Aswan stands on the east bank of the Nile in Upper Egypt, a busy market, a major tourist center, and the site of one of Africa’s earliest modern achievements, the great Aswan Dam.

The area is true desert, with rain occurring only once every 6 or 7 years. But despite its climate, the metropolis developed very early, because it was here that the navigable Nile becomes mischievous. This is the first rapids of many that will subsequently be encountered on the river trip down to its source in Lake Victoria.

This natural barrier on the Nile became the obvious demarcation of the great empires of early Egypt. Remembering that the Nile flows north 750 miles to the Mediterranean, and that this is considered Upper Egypt, Aswan was thought by many of the ancients to be the birthplace of Egyptian civilization. The goddess Eileithyia is the area’s great divinity, and she is the goddess of childbirth.

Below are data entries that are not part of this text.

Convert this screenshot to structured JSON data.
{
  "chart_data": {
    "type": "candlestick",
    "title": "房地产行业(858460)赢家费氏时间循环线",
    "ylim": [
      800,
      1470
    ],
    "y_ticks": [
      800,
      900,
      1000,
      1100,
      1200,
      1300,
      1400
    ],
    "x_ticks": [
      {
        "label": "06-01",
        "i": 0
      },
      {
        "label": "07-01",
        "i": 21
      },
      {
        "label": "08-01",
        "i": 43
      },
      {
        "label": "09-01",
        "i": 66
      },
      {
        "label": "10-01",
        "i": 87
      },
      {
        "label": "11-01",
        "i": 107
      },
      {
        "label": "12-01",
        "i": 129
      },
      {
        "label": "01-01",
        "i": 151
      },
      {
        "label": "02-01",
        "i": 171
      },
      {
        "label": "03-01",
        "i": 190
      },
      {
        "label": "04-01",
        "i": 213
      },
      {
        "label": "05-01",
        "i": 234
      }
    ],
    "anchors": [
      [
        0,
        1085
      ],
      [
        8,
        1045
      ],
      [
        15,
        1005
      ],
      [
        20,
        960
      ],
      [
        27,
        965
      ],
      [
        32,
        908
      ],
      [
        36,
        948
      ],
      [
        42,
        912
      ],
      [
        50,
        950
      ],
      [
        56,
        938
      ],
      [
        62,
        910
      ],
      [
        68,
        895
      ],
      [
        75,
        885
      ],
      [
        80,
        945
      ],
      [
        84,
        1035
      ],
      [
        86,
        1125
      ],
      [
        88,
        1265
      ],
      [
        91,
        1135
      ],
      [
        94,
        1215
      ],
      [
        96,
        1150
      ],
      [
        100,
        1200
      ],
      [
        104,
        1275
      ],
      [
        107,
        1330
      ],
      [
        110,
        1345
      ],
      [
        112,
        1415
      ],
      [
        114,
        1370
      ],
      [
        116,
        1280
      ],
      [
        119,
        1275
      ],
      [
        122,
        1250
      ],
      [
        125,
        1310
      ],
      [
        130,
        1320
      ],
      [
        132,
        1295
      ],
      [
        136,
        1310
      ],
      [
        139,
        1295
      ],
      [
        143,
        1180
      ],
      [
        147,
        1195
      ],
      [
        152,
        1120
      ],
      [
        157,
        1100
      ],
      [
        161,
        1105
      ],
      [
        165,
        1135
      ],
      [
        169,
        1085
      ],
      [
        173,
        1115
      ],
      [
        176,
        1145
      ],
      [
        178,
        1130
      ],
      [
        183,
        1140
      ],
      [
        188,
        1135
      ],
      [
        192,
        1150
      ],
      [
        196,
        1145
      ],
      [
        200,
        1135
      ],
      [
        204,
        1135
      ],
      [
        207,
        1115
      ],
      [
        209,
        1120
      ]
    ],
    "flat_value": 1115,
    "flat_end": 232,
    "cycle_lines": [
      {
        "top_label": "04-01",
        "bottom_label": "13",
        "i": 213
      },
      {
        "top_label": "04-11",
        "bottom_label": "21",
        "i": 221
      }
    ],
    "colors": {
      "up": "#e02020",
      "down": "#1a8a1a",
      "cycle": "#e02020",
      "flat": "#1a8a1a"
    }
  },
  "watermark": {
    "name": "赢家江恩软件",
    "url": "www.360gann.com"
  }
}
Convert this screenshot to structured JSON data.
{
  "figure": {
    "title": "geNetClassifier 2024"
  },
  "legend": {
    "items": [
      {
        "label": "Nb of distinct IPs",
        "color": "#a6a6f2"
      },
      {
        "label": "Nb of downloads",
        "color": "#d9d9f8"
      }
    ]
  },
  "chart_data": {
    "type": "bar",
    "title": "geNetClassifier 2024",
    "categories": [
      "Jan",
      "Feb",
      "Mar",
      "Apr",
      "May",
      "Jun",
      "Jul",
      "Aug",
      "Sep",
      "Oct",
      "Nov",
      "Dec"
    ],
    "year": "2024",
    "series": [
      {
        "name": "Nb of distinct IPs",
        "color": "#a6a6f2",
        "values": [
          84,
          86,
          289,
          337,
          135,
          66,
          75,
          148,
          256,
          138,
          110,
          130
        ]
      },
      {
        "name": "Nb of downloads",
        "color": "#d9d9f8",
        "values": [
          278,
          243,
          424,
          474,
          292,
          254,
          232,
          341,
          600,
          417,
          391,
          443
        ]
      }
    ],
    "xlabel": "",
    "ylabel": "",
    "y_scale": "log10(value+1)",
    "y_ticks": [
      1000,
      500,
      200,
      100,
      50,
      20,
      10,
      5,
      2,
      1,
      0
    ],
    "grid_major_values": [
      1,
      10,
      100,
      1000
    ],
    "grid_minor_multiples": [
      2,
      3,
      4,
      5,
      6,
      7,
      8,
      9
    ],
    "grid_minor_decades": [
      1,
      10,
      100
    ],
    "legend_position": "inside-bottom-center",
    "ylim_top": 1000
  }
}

Before its first cataract, the Nile was huge in Aswan, almost two miles wide. In 1902 the British and French colonial powers created the first dam, but the great achievement was in 1970, when the “High Dam” was completed with assistance from the then Soviet Union. Both dams allowed the irascible Nile to be tamed, so that the radical flooding and rescinding of waters was better managed northwards. It also continues to provide almost all of Egypt’s electricity.